Treinta minutos…, cuarenta minutos…, cuarenta años en el desierto…
—¡Jesús, qué pálido estás, Seamus! ¿Vas a vomitar?
—Pro…, procuraré no hacerlo…
—Deja de rezar.
—Tengo que terminar, Conor. Hemos llegado al acto de contrición, y si lo rezo bien quizá Dios no quiera castigarme.
—¿Por qué habría de castigarte Dios?
—Porque aborrezco el rosario…
—Bah, no tienes nada que temer. Mi papá dice que, en primer lugar, Dios no hizo el condenado rosario, y, en segundo, ni siquiera lo escucha.
Conor me asustaba, cuando hablaba así.
—No digas más. Si sigues hablando tendré que confesarme por haberte escuchado.
—Bah, mi papá dice que Dios tiene cosas más importantes que hacer que eso de escuchar a un meón recitando las letanías.

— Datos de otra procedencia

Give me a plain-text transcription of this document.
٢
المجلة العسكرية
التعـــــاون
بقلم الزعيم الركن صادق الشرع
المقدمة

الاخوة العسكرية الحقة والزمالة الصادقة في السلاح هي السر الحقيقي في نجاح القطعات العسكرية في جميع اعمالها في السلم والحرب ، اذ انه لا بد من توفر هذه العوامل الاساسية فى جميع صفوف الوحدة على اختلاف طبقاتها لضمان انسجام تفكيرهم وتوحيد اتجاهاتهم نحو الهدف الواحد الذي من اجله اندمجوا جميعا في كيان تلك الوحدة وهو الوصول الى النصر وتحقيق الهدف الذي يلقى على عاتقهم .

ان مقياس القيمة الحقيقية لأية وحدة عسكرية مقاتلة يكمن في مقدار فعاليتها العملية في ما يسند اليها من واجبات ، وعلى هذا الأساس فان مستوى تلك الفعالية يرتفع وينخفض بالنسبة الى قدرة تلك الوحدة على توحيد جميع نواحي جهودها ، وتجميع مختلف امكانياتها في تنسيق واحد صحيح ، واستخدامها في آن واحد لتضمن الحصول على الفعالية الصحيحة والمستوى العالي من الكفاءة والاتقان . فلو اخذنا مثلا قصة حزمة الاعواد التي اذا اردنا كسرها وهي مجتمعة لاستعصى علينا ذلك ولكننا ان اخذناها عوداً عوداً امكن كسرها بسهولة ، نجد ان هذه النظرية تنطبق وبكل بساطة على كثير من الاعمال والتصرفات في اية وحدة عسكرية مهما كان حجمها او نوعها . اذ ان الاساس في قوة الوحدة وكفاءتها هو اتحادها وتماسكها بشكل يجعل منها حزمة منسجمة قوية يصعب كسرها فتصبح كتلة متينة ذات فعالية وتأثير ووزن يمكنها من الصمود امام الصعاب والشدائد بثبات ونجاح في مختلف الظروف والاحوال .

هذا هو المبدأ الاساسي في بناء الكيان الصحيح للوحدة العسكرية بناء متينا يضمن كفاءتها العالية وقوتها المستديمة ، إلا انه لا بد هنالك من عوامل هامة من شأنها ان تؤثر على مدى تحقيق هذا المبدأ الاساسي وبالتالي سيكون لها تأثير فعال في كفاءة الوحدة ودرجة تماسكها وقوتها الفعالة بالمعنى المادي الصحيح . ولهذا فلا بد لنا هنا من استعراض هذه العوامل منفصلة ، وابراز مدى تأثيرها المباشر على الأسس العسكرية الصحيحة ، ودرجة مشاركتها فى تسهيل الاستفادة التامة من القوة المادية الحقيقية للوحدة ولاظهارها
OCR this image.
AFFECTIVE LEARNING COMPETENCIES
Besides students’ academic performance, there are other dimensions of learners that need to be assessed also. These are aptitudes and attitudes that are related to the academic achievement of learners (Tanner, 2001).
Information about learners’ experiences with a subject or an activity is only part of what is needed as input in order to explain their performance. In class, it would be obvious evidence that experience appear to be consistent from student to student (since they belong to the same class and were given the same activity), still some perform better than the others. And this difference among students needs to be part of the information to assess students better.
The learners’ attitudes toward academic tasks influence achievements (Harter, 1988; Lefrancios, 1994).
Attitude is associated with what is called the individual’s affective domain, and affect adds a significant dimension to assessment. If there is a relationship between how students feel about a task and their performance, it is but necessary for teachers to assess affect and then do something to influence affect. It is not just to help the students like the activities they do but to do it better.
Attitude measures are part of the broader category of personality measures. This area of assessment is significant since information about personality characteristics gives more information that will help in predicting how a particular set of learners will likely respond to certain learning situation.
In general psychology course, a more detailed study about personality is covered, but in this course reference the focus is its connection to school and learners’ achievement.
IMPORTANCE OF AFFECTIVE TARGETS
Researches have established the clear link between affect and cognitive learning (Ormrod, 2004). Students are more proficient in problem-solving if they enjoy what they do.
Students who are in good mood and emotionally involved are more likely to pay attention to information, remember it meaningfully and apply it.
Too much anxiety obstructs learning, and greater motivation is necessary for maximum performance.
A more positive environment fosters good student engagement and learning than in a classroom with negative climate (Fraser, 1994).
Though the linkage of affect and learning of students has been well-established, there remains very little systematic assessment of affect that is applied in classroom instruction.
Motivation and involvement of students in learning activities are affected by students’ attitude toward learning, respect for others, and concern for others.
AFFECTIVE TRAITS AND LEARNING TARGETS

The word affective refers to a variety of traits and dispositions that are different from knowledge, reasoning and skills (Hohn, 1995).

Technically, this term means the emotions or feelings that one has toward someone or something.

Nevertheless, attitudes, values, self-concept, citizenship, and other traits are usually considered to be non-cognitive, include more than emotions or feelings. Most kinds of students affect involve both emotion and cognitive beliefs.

Yo me puse las manos sobre las orejas para no oír nada más…
«Oh, mi Salvador, estoy sinceramente arrepentido de haberte ofendido, puesto que Tú eres infinitamente bueno y el pecado te disgusta. Detesto todos los pecados de mi vida…»
Conor me cogió las muñecas y me apartó las manos de los oídos.
—¿Qué pecados? ¡Si sólo tienes once años!
Me libré de él con una sacudida, me hundí en el heno y contuve el aliento, apretándome las orejas con mucha, muchísima fuerza…
«Detesto todos los pecados de mi vida —rezaba con fervor demente—, y deseo purgarlos con los méritos de tu preciosa sangre. Limpia mi alma de toda mancha de pecado, de modo que lavado en cuerpo y alma pueda acercarme dignamente al Santísimo Sacramento del Altar…»
Cuando Conor me izó fuera, yo sollozaba y me estremecía, y él me sostenía como hizo su padre con él cuando lo tuvo en el regazo.
—Tómalo con calma, peque… Yo cuidaré de ti.
En la habitación principal, la masa de gente se ponía en pie con un cansancio infinito. La mayoría se despidieron, arrastrando los pies e inclinado el cuerpo, camino de sus casitas de campo, quedando sólo la familia y los amigos más íntimos para continuar velando al muerto.
Yo estaba todavía tembloroso por mi última calamidad con el rosario cuando el ruido familiar de la lluvia cargó montaña arriba, viniendo del lago, y asaltó la casa.
Los Larkin habían huido a Donegal a principios de siglo, y al cabo de ochenta y cuatro años conservaban todavía el estilo del condado de Armagh de bardar los tejados en línea ondulada, mientras que nosotros nos ateníamos al método, más sencillo, de atar las bardas con pértigas salientes. A pesar de la furia del tiempo, jamás una gota de agua pudo abrirse paso a través del tejado de los Larkin. Nosotros estábamos satisfechos como ratoncitos de campo en la artesa del grano, dormitando a marchas forzadas, cuando una oleada de agitación en el cuarto grande nos hizo reptar una vez más hacia la trampa del techo.